My take: quality progress, sensible caution

There’s plenty to like. Revenue and profit are up, cash generation is strong, and NAV per share continues to climb. The cash pile gives Volvere options: invest behind Shire’s capacity and product breadth, make disciplined acquisitions, and continue measured buybacks.

The negatives are manageable but real: cost pressure has dented gross margins in Q2/Q3, central investment income is softer with falling rates, and there is no interim dividend. Management’s transparency is welcome, and the H2 mitigation (customer pricing) plus the 2026 product pipeline set the stage for momentum to resume.

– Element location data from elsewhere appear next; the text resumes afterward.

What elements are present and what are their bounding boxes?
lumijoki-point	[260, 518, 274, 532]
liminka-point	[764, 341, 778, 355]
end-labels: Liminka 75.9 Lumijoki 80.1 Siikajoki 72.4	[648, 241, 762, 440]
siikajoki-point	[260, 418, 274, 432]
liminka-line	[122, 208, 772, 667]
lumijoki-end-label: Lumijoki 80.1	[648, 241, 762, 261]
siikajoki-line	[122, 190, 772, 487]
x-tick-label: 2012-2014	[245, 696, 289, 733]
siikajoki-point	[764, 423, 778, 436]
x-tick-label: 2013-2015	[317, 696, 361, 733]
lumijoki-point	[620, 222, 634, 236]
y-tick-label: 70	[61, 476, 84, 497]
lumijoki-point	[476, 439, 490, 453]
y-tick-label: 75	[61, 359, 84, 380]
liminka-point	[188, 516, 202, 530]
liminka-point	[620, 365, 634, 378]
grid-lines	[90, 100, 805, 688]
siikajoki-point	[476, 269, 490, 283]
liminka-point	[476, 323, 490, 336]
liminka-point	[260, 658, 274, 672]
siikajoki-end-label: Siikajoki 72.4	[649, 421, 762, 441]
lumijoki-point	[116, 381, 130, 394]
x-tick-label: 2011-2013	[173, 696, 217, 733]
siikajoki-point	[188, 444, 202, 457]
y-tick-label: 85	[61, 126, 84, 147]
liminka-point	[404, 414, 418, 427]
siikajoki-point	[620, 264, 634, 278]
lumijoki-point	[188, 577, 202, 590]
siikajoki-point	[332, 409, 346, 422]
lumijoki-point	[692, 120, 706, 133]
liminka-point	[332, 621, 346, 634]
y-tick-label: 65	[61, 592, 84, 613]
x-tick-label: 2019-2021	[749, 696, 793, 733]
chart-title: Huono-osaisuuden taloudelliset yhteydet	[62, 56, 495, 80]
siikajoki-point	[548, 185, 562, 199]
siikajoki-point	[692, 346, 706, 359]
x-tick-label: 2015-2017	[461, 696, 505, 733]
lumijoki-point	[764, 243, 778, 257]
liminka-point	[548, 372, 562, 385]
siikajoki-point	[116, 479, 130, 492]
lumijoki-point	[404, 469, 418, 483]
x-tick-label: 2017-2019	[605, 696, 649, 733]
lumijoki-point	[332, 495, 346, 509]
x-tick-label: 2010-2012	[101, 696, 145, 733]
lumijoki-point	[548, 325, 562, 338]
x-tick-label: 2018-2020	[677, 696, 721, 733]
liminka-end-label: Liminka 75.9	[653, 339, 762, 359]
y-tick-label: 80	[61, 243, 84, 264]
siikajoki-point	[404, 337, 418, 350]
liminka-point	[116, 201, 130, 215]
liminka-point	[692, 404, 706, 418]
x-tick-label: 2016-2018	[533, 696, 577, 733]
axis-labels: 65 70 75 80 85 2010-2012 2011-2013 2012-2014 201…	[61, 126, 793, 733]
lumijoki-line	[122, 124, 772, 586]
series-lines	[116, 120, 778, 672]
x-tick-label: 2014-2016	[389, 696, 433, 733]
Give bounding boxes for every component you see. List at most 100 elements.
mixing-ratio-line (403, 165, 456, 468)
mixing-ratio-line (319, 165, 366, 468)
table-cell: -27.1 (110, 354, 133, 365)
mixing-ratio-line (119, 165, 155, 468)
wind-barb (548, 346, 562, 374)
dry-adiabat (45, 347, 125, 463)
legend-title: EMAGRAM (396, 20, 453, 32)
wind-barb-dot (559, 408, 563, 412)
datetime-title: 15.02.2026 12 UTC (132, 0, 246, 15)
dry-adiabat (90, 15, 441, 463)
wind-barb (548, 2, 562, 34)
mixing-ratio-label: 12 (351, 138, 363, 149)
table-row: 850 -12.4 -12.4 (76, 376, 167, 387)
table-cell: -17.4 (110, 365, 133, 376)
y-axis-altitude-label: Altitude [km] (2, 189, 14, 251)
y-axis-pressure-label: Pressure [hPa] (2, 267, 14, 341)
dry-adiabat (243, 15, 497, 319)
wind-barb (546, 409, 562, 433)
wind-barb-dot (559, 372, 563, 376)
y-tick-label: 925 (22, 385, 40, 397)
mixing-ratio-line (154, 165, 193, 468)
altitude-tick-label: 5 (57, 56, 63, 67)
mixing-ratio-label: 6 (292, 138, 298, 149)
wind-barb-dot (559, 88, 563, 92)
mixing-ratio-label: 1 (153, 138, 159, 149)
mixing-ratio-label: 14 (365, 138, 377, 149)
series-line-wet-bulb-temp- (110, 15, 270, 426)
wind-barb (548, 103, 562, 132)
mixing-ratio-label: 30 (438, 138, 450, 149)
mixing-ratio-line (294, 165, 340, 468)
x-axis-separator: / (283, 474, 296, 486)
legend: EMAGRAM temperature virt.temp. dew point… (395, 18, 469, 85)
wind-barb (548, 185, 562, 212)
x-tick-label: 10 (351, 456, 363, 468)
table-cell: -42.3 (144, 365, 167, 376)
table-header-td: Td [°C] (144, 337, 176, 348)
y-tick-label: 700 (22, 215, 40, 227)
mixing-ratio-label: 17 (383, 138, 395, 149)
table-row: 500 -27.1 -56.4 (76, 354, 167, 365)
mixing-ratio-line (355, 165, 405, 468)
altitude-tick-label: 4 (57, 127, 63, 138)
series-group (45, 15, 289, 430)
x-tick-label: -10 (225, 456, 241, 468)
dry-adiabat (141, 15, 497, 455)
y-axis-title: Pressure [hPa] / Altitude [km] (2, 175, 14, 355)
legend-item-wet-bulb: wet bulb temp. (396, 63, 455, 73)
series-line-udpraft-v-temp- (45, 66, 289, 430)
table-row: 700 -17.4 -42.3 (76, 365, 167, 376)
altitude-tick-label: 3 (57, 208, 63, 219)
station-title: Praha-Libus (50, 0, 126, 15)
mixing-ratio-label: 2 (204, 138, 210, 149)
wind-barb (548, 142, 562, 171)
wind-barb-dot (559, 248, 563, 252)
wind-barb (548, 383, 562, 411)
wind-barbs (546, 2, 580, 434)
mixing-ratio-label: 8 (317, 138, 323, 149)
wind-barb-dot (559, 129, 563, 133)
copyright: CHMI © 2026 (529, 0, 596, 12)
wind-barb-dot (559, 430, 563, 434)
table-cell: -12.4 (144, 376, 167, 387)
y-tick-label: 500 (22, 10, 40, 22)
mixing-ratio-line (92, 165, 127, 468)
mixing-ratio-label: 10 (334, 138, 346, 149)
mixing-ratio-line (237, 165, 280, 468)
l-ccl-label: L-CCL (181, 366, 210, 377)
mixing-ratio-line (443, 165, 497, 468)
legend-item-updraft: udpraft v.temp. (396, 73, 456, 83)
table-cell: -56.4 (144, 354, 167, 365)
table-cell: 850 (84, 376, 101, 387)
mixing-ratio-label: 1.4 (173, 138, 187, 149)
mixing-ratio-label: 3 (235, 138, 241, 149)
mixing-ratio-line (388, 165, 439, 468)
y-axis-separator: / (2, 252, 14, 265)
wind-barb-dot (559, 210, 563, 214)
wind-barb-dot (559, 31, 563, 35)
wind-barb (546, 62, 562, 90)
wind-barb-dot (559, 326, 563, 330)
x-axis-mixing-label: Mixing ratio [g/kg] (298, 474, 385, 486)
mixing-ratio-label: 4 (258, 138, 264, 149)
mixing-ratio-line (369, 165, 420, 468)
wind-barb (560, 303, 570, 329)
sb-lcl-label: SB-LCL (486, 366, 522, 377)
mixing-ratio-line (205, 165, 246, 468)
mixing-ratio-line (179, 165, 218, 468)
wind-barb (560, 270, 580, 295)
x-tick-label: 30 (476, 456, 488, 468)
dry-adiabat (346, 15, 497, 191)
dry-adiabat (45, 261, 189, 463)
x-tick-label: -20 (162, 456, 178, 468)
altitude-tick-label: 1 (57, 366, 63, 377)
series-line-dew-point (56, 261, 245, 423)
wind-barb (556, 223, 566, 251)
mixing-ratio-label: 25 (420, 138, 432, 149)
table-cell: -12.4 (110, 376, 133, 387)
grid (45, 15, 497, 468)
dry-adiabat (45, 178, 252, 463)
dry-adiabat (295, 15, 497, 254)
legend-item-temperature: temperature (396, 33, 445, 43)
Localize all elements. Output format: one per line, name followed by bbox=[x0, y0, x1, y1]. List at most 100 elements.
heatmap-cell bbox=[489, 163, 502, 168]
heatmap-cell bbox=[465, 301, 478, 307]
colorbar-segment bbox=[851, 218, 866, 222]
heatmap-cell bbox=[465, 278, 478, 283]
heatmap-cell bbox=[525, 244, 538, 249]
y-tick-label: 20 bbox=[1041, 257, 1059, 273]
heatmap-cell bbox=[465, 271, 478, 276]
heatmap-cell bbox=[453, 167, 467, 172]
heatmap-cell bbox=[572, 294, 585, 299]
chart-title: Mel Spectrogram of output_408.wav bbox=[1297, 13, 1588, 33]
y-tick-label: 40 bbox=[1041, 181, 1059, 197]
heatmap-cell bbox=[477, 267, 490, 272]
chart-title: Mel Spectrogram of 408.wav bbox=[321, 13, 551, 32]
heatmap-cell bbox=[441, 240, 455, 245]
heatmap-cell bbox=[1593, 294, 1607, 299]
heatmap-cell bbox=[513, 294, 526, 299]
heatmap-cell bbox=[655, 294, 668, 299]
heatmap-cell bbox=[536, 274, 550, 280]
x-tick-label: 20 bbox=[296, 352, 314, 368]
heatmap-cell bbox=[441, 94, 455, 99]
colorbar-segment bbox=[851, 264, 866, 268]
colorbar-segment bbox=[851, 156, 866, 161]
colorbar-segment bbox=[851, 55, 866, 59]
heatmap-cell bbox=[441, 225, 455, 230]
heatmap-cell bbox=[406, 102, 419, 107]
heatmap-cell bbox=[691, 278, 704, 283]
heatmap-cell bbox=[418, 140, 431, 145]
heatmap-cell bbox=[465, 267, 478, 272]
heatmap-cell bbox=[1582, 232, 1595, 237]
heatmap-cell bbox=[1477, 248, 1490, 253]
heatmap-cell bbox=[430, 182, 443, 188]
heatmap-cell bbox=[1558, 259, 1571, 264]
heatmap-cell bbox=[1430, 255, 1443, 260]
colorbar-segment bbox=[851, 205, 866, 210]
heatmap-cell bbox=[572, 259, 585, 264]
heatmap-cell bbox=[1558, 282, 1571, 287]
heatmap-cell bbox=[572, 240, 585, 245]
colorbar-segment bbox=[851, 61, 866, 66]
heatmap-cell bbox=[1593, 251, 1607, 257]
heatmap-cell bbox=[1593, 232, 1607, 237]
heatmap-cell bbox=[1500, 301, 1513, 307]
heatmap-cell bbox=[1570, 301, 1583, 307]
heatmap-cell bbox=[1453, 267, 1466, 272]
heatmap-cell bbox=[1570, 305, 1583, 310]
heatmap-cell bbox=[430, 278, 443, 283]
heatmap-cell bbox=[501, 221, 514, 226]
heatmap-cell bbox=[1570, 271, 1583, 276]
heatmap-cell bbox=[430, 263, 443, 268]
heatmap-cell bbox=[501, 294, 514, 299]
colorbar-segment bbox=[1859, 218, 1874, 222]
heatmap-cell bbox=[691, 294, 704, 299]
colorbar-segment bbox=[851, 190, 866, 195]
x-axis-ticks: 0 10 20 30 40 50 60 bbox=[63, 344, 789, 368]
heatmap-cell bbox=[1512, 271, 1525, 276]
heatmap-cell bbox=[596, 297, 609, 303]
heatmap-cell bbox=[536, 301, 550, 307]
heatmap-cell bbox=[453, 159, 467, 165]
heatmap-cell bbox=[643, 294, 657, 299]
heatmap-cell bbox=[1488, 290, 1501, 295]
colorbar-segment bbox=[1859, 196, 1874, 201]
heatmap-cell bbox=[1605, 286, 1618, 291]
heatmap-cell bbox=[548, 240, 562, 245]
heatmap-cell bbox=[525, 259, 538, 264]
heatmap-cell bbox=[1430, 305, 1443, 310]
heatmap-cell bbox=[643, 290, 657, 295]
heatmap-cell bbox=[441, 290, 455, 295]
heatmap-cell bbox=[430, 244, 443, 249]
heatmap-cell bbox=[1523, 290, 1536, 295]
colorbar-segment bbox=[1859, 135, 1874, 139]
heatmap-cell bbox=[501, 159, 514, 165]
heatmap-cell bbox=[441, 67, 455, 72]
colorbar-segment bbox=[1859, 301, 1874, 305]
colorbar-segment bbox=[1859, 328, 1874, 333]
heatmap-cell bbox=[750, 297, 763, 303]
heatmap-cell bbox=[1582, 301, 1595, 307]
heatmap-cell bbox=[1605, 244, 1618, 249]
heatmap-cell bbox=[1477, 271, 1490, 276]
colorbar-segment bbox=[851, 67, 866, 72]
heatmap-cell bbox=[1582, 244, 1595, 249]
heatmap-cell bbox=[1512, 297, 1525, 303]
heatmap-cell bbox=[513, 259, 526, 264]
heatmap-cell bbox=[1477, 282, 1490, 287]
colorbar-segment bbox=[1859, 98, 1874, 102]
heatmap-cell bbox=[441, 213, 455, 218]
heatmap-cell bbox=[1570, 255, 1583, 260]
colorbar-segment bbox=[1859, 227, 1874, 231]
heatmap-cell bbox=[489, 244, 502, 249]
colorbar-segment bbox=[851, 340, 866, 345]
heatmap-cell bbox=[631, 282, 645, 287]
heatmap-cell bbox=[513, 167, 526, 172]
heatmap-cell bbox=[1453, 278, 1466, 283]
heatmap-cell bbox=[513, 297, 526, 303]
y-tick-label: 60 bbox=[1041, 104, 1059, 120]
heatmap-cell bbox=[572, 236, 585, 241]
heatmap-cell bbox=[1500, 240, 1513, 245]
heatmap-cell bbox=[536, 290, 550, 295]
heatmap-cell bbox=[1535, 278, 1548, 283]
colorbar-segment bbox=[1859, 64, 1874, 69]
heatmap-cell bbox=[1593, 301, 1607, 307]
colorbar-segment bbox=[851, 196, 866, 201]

What could move the shares next

  • Confirmation of a second manufacturing site for Shire, including capex size and timeline.
  • Evidence in H2 that revised terms are restoring margins despite higher labour costs.
  • Further contract wins or new-line rollouts with major customers and the food-to-go client.
  • Any acquisitions in food that complement Shire, or wider turnaround deals on attractive terms.
  • Continued NAV per share growth and buyback activity if the discount to NAV remains attractive.

Bottom line

Volvere’s first half shows the model working: disciplined operations at Shire, cash-rich Group, and rising NAV per share. Short-term cost headwinds temper 2025 expectations, but the medium-term setup – capacity expansion, new products and potential M&A – looks promising. For investors who follow cash, margins and NAV, this is a solid update.

Disclaimer: This Blog is provided for general information about investments. It does not constitute investment advice. Information is taken from publicly available sources and any comment is that of the author who does not take any third party comment in the publication.